Privately, Google has acknowledged the challenges. In October, the company invited about 20 web creators to its headquarters in Mountain View, Calif., for a closed-door meeting. There, according to attendees, Google’s search team apologized and said the sites represented the kind of high-quality content it wanted to highlight. But officials also admitted they could not guarantee a return to previous traffic levels — the search experience had fundamentally changed.

Mike Hardaker, who runs Mountain Weekly News, shared during that meeting that his site had once generated $250,000 in revenue. By late 2024, he was relying on a food bank. “I need to know as a business owner, and personally, if you think there’s a chance that some of our sites have the ability to recover,” he asked at the time. Google’s chief search scientist, Pandu Nayak, apologized – but offered no assurances.
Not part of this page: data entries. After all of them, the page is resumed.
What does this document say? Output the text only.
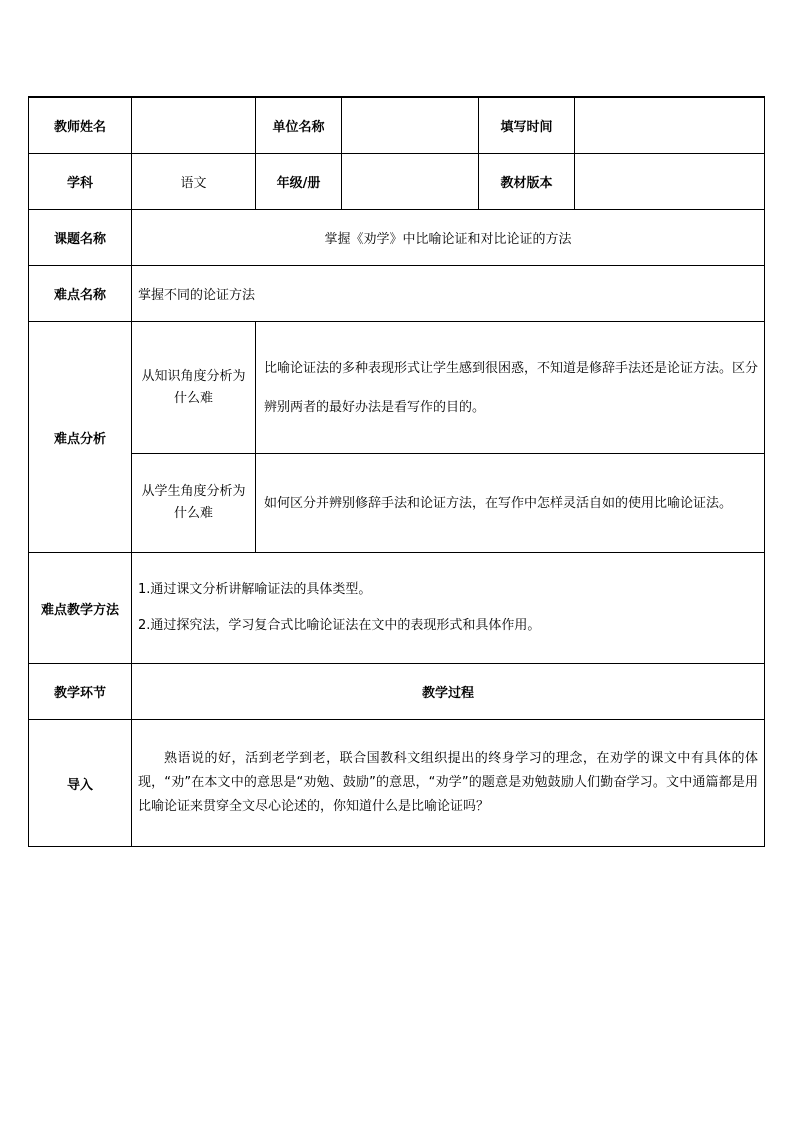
教师姓名		单位名称		填写时间	
学科	语文	年级/册		教材版本	
课题名称	掌握《劝学》中比喻论证和对比论证的方法				
难点名称	掌握不同的论证方法				
难点分析	从知识角度分析为什么难	比喻论证法的多种表现形式让学生感到很困惑，不知道是修辞手法还是论证方法。区分辨别两者的最好办法是看写作的目的。			
	从学生角度分析为什么难	如何区分并辨别修辞手法和论证方法，在写作中怎样灵活自如的使用比喻论证法。			
难点教学方法	1.通过课文分析讲解喻证法的具体类型。

2.通过探究法，学习复合式比喻论证法在文中的表现形式和具体作用。				

教学环节	教学过程				
导入	熟语说的好，活到老学到老，联合国教科文组织提出的终身学习的理念，在劝学的课文中有具体的体现，“劝”在本文中的意思是“劝勉、鼓励”的意思，“劝学”的题意是劝勉鼓励人们勤奋学习。文中通篇都是用比喻论证来贯穿全文尽心论述的，你知道什么是比喻论证吗？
Digital marketing firm Semrush reports the same pattern: more content visibility within Google, but fewer visits to the actual websites.

Raptive, a media company representing over 5,000 creators, estimates publishers could ultimately lose up to 25% of their traffic to AI Overviews. Google, for its part, says it is delivering “high-quality clicks,” but hasn’t released detailed data. BrightEdge, a data firm, found that the top beneficiaries of AI Overviews traffic are giants like Wikipedia, TripAdvisor, and YouTube — the latter being owned by Google itself.

Other changes – such as recipe summaries Google is piloting – are also raising alarms. While some participating food bloggers are receiving compensation, Raptive estimates that overall traffic to food sites could fall by half if the feature is rolled out more broadly.

“The big fear,” said Lisa Bryan, creator of the food site Downshiftology, speaking on behalf of fellow bloggers, “is that Google is severing the relationship that we have with our communities and our audiences.”

The power dynamic between Google and publishers has always been unequal. But some creators say the balance has tipped into unsustainable territory.

“I don’t understand how Google thinks this is sustainable,” said Jake Boly, founder of That Fit Friend, a site that reviews training shoes. “If you drive away all enthusiasts and small publishers, then we’re going to be overrun by spam and the few players who can afford to pay to play.”

The results, critics say, are already showing. Some AI-generated summaries have surfaced bad or bizarre advice. Laura Longwell of Travel Addicts said Google is recommending places to go to the beach near Philadelphia based on advice from a luggage storage company and a driving school. “The idea that any of that is based on experience or expertise is laughable,” she said.

Google continues to push its EEAT framework — emphasizing Experience, Expertise, Authoritativeness, and Trustworthiness — but even sites that align with those principles say they are being punished. “For years, Google has had the audacity to gaslight us, saying, ‘Don’t write for search,’” said Hardaker. “Well, then, who am I writing for?”

’Betrayed, That’s the Word’

For some creators, the damage is already irreversible.

Toronto-based couple Dave Bouskill and Debra Corbeil launched their travel blog The Planet D in 2008. For years, Google Search was their lifeblood, eventually driving 90% of their traffic. When AI Overviews rolled out, traffic dropped by half. It kept falling. Revenue plummeted. They laid off staff. Eventually, they stopped updating the blog.

They’ve since pivoted to YouTube, another Google property, to try and rebuild their audience. But the sting remains.

I do feel betrayed by Google,” Bouskill said. Corbeil cut in: “Betrayed, that’s the word.”